Admittedly, there's apparently an industry I had never looked at that's actually kind of interesting, with metal and resin printed dentures. [1]

Such as, the first company on that list, which I never read about on Tom's or Ars or other 3D printing sites, Zortrax [2], apparently makes a semi-cheap printer that does bioresin (can you get that for home use? RepRap bioresin spools?) for $2k. $2k seems cheap compared to the carbon3D ones, they're apparently $50k-100k. Could reasonably print my own dentures for $2k.

[1] https://all3dp.com/1/dental-3d-printing-a-guide-for-professi...

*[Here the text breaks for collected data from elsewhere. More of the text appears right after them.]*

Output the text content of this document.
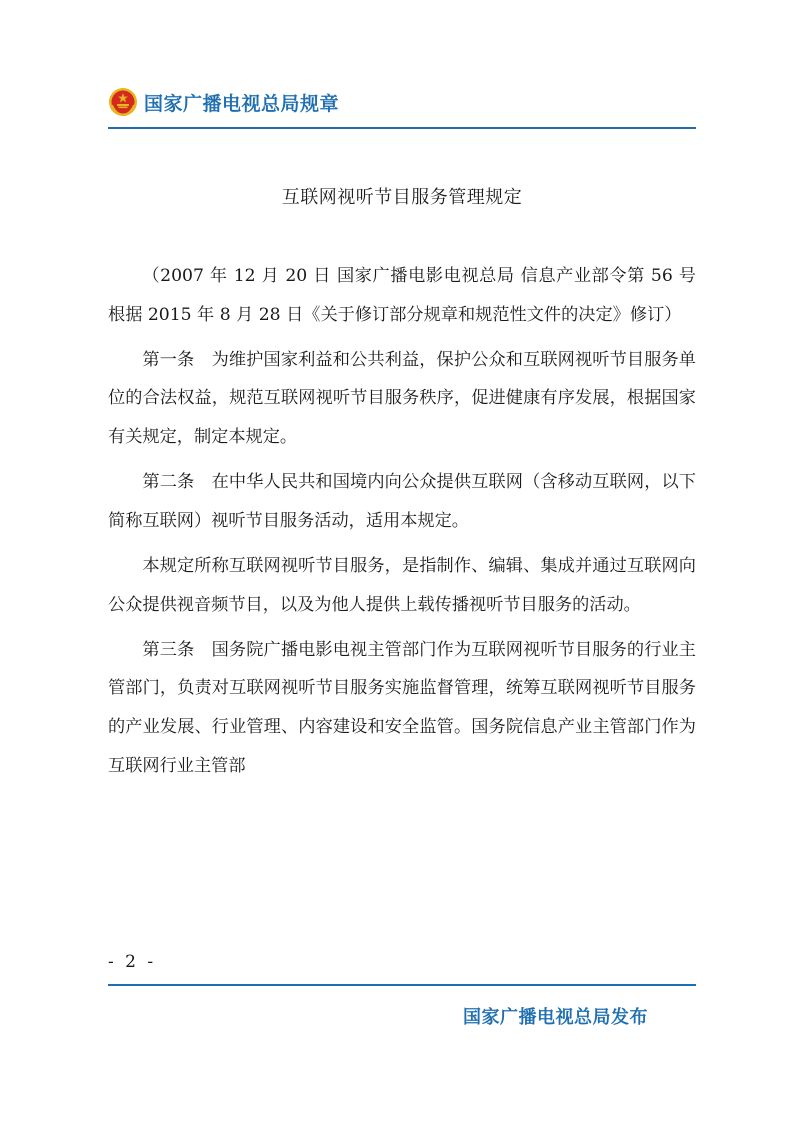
国家广播电视总局规章
互联网视听节目服务管理规定

（2007 年 12 月 20 日 国家广播电影电视总局 信息产业部令第 56 号 根据 2015 年 8 月 28 日《关于修订部分规章和规范性文件的决定》修订）

第一条　为维护国家利益和公共利益，保护公众和互联网视听节目服务单位的合法权益，规范互联网视听节目服务秩序，促进健康有序发展，根据国家有关规定，制定本规定。

第二条　在中华人民共和国境内向公众提供互联网（含移动互联网，以下简称互联网）视听节目服务活动，适用本规定。

本规定所称互联网视听节目服务，是指制作、编辑、集成并通过互联网向公众提供视音频节目，以及为他人提供上载传播视听节目服务的活动。

第三条　国务院广播电影电视主管部门作为互联网视听节目服务的行业主管部门，负责对互联网视听节目服务实施监督管理，统筹互联网视听节目服务的产业发展、行业管理、内容建设和安全监管。国务院信息产业主管部门作为互联网行业主管部

- 2 -
国家广播电视总局发布
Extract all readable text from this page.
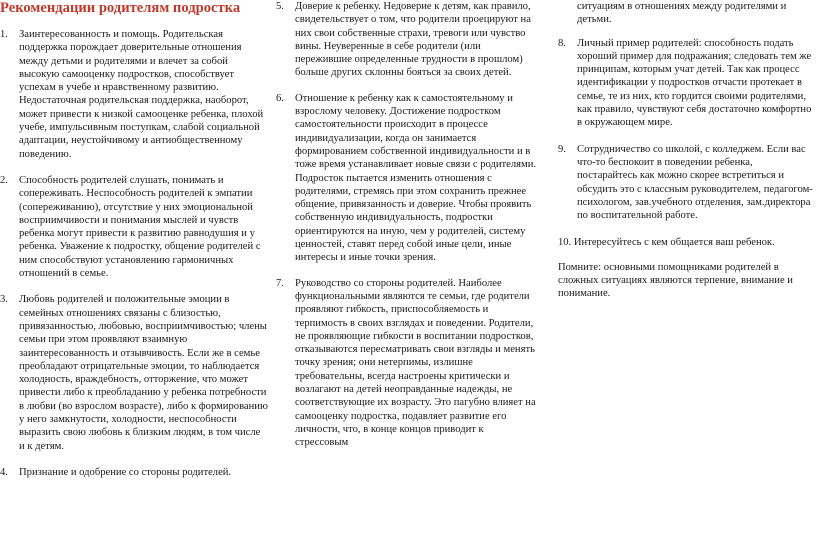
Рекомендации родителям подростка

1. Заинтересованность и помощь. Родительская поддержка порождает доверительные отношения между детьми и родителями и влечет за собой высокую самооценку подростков, способствует успехам в учебе и нравственному развитию. Недостаточная родительская поддержка, наоборот, может привести к низкой самооценке ребенка, плохой учебе, импульсивным поступкам, слабой социальной адаптации, неустойчивому и антиобщественному поведению.

2. Способность родителей слушать, понимать и сопереживать. Неспособность родителей к эмпатии (сопереживанию), отсутствие у них эмоциональной восприимчивости и понимания мыслей и чувств ребенка могут привести к развитию равнодушия и у ребенка. Уважение к подростку, общение родителей с ним способствуют установлению гармоничных отношений в семье.

3. Любовь родителей и положительные эмоции в семейных отношениях связаны с близостью, привязанностью, любовью, восприимчивостью; члены семьи при этом проявляют взаимную заинтересованность и отзывчивость. Если же в семье преобладают отрицательные эмоции, то наблюдается холодность, враждебность, отторжение, что может привести либо к преобладанию у ребенка потребности в любви (во взрослом возрасте), либо к формированию у него замкнутости, холодности, неспособности выразить свою любовь к близким людям, в том числе и к детям.

4. Признание и одобрение со стороны родителей.

5. Доверие к ребенку. Недоверие к детям, как правило, свидетельствует о том, что родители проецируют на них свои собственные страхи, тревоги или чувство вины. Неуверенные в себе родители (или пережившие определенные трудности в прошлом) больше других склонны бояться за своих детей.

6. Отношение к ребенку как к самостоятельному и взрослому человеку. Достижение подростком самостоятельности происходит в процессе индивидуализации, когда он занимается формированием собственной индивидуальности и в тоже время устанавливает новые связи с родителями. Подросток пытается изменить отношения с родителями, стремясь при этом сохранить прежнее общение, привязанность и доверие. Чтобы проявить собственную индивидуальность, подростки ориентируются на иную, чем у родителей, систему ценностей, ставят перед собой иные цели, иные интересы и иные точки зрения.

7. Руководство со стороны родителей. Наиболее функциональными являются те семьи, где родители проявляют гибкость, приспособляемость и терпимость в своих взглядах и поведении. Родители, не проявляющие гибкости в воспитании подростков, отказываются пересматривать свои взгляды и менять точку зрения; они нетерпимы, излишне требовательны, всегда настроены критически и возлагают на детей неоправданные надежды, не соответствующие их возрасту. Это пагубно влияет на самооценку подростка, подавляет развитие его личности, что, в конце концов приводит к стрессовым

ситуациям в отношениях между родителями и детьми.

8. Личный пример родителей: способность подать хороший пример для подражания; следовать тем же принципам, которым учат детей. Так как процесс идентификации у подростков отчасти протекает в семье, те из них, кто гордится своими родителями, как правило, чувствуют себя достаточно комфортно в окружающем мире.

9. Сотрудничество со школой, с колледжем. Если вас что-то беспокоит в поведении ребенка, постарайтесь как можно скорее встретиться и обсудить это с классным руководителем, педагогом-психологом, зав.учебного отделения, зам.директора по воспитательной работе.

10. Интересуйтесь с кем общается ваш ребенок.

Помните: основными помощниками родителей в сложных ситуациях являются терпение, внимание и понимание.
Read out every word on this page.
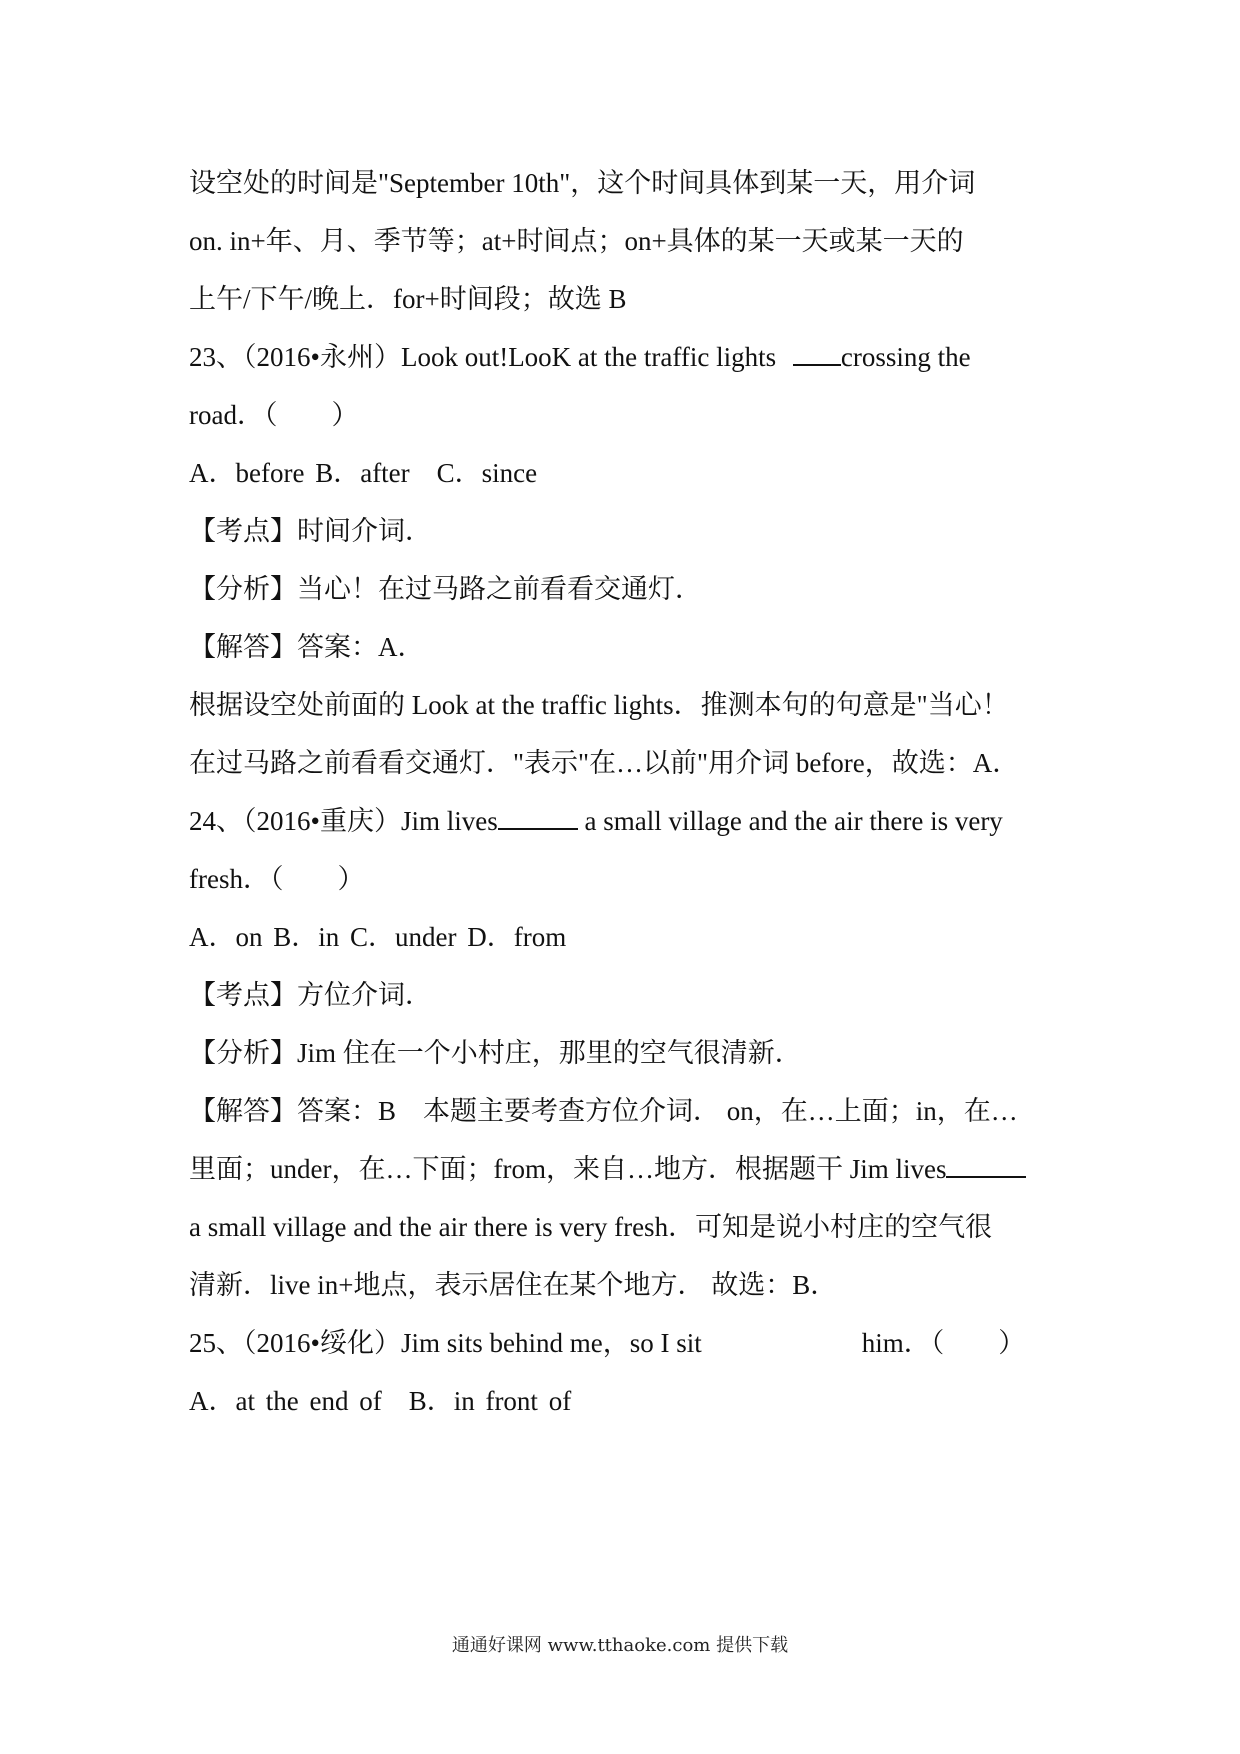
设空处的时间是"September 10th"，这个时间具体到某一天，用介词
on. in+年、月、季节等；at+时间点；on+具体的某一天或某一天的
上午/下午/晚上．for+时间段；故选 B
23、（2016•永州）Look out!LooK at the traffic lights crossing the
road．（　　）
A．before B．after　C．since
【考点】时间介词．
【分析】当心！在过马路之前看看交通灯．
【解答】答案：A．
根据设空处前面的 Look at the traffic lights．推测本句的句意是"当心！
在过马路之前看看交通灯．"表示"在…以前"用介词 before，故选：A．
24、（2016•重庆）Jim lives	a small village and the air there is very
fresh．（　　）
A．on B．in C．under D．from
【考点】方位介词．
【分析】Jim 住在一个小村庄，那里的空气很清新．
【解答】答案：B　本题主要考查方位介词． on，在…上面；in，在…
里面；under，在…下面；from，来自…地方．根据题干 Jim lives
a small village and the air there is very fresh．可知是说小村庄的空气很
清新．live in+地点，表示居住在某个地方． 故选：B．
25、（2016•绥化）Jim sits behind me，so I sit	him．（　　）
A．at the end of　B．in front of
通通好课网 www.tthaoke.com 提供下载
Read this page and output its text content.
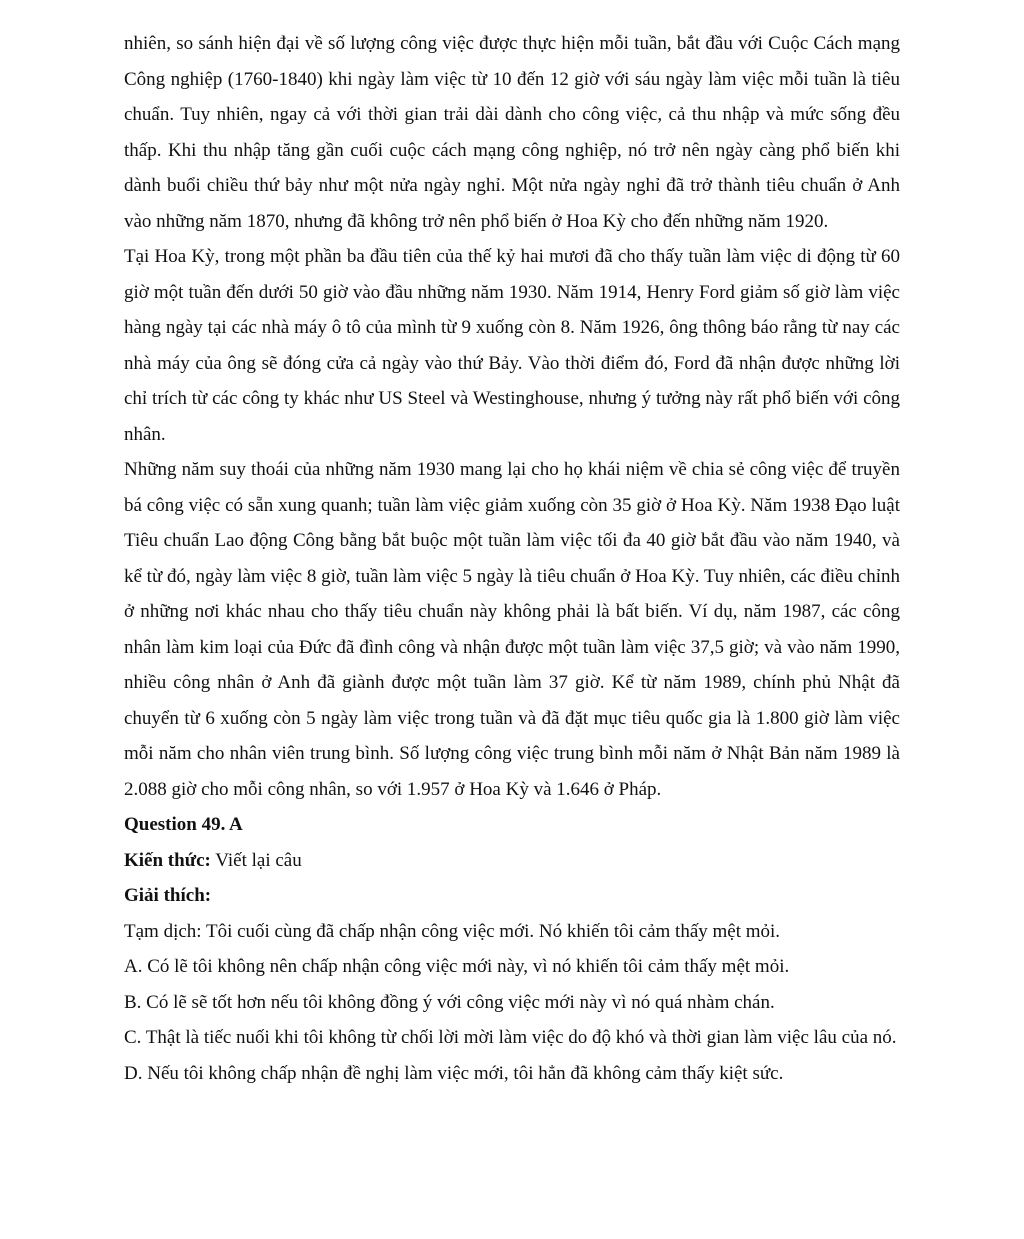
nhiên, so sánh hiện đại về số lượng công việc được thực hiện mỗi tuần, bắt đầu với Cuộc Cách mạng Công nghiệp (1760-1840) khi ngày làm việc từ 10 đến 12 giờ với sáu ngày làm việc mỗi tuần là tiêu chuẩn. Tuy nhiên, ngay cả với thời gian trải dài dành cho công việc, cả thu nhập và mức sống đều thấp. Khi thu nhập tăng gần cuối cuộc cách mạng công nghiệp, nó trở nên ngày càng phổ biến khi dành buổi chiều thứ bảy như một nửa ngày nghỉ. Một nửa ngày nghỉ đã trở thành tiêu chuẩn ở Anh vào những năm 1870, nhưng đã không trở nên phổ biến ở Hoa Kỳ cho đến những năm 1920.

Tại Hoa Kỳ, trong một phần ba đầu tiên của thế kỷ hai mươi đã cho thấy tuần làm việc di động từ 60 giờ một tuần đến dưới 50 giờ vào đầu những năm 1930. Năm 1914, Henry Ford giảm số giờ làm việc hàng ngày tại các nhà máy ô tô của mình từ 9 xuống còn 8. Năm 1926, ông thông báo rằng từ nay các nhà máy của ông sẽ đóng cửa cả ngày vào thứ Bảy. Vào thời điểm đó, Ford đã nhận được những lời chỉ trích từ các công ty khác như US Steel và Westinghouse, nhưng ý tưởng này rất phổ biến với công nhân.

Những năm suy thoái của những năm 1930 mang lại cho họ khái niệm về chia sẻ công việc để truyền bá công việc có sẵn xung quanh; tuần làm việc giảm xuống còn 35 giờ ở Hoa Kỳ. Năm 1938 Đạo luật Tiêu chuẩn Lao động Công bằng bắt buộc một tuần làm việc tối đa 40 giờ bắt đầu vào năm 1940, và kể từ đó, ngày làm việc 8 giờ, tuần làm việc 5 ngày là tiêu chuẩn ở Hoa Kỳ. Tuy nhiên, các điều chỉnh ở những nơi khác nhau cho thấy tiêu chuẩn này không phải là bất biến. Ví dụ, năm 1987, các công nhân làm kim loại của Đức đã đình công và nhận được một tuần làm việc 37,5 giờ; và vào năm 1990, nhiều công nhân ở Anh đã giành được một tuần làm 37 giờ. Kể từ năm 1989, chính phủ Nhật đã chuyển từ 6 xuống còn 5 ngày làm việc trong tuần và đã đặt mục tiêu quốc gia là 1.800 giờ làm việc mỗi năm cho nhân viên trung bình. Số lượng công việc trung bình mỗi năm ở Nhật Bản năm 1989 là 2.088 giờ cho mỗi công nhân, so với 1.957 ở Hoa Kỳ và 1.646 ở Pháp.

Question 49. A

Kiến thức: Viết lại câu

Giải thích:

Tạm dịch: Tôi cuối cùng đã chấp nhận công việc mới. Nó khiến tôi cảm thấy mệt mỏi.

A. Có lẽ tôi không nên chấp nhận công việc mới này, vì nó khiến tôi cảm thấy mệt mỏi.

B. Có lẽ sẽ tốt hơn nếu tôi không đồng ý với công việc mới này vì nó quá nhàm chán.

C. Thật là tiếc nuối khi tôi không từ chối lời mời làm việc do độ khó và thời gian làm việc lâu của nó.

D. Nếu tôi không chấp nhận đề nghị làm việc mới, tôi hẳn đã không cảm thấy kiệt sức.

[2] https://zortrax.com/applications/digital-dentistry/

1 comments

"which I never read about on Tom's or Ars"

Aren't those consumer websites?

The 3D printing industry is over 50 years old. And I believe metal printing has the biggest market. But those printers are super expensive. Not something an avarage consumer is going to buy.

By the way: I don't think you can buy a Carbon printer. You need a service contract so you can lease them.

Yeah, consumer websites, although already pretty far out in "consumer". Out of 8B humans, not sure how many read Tom's.

I might buy a $2000 printer. That's at least in the range I might think about. People buy those $1000 engravers. There's a whole market just around selling the wood supplies, designs, and final products [1] from them. Especially when you can turn your $1000 purchase into a engraving hustle business.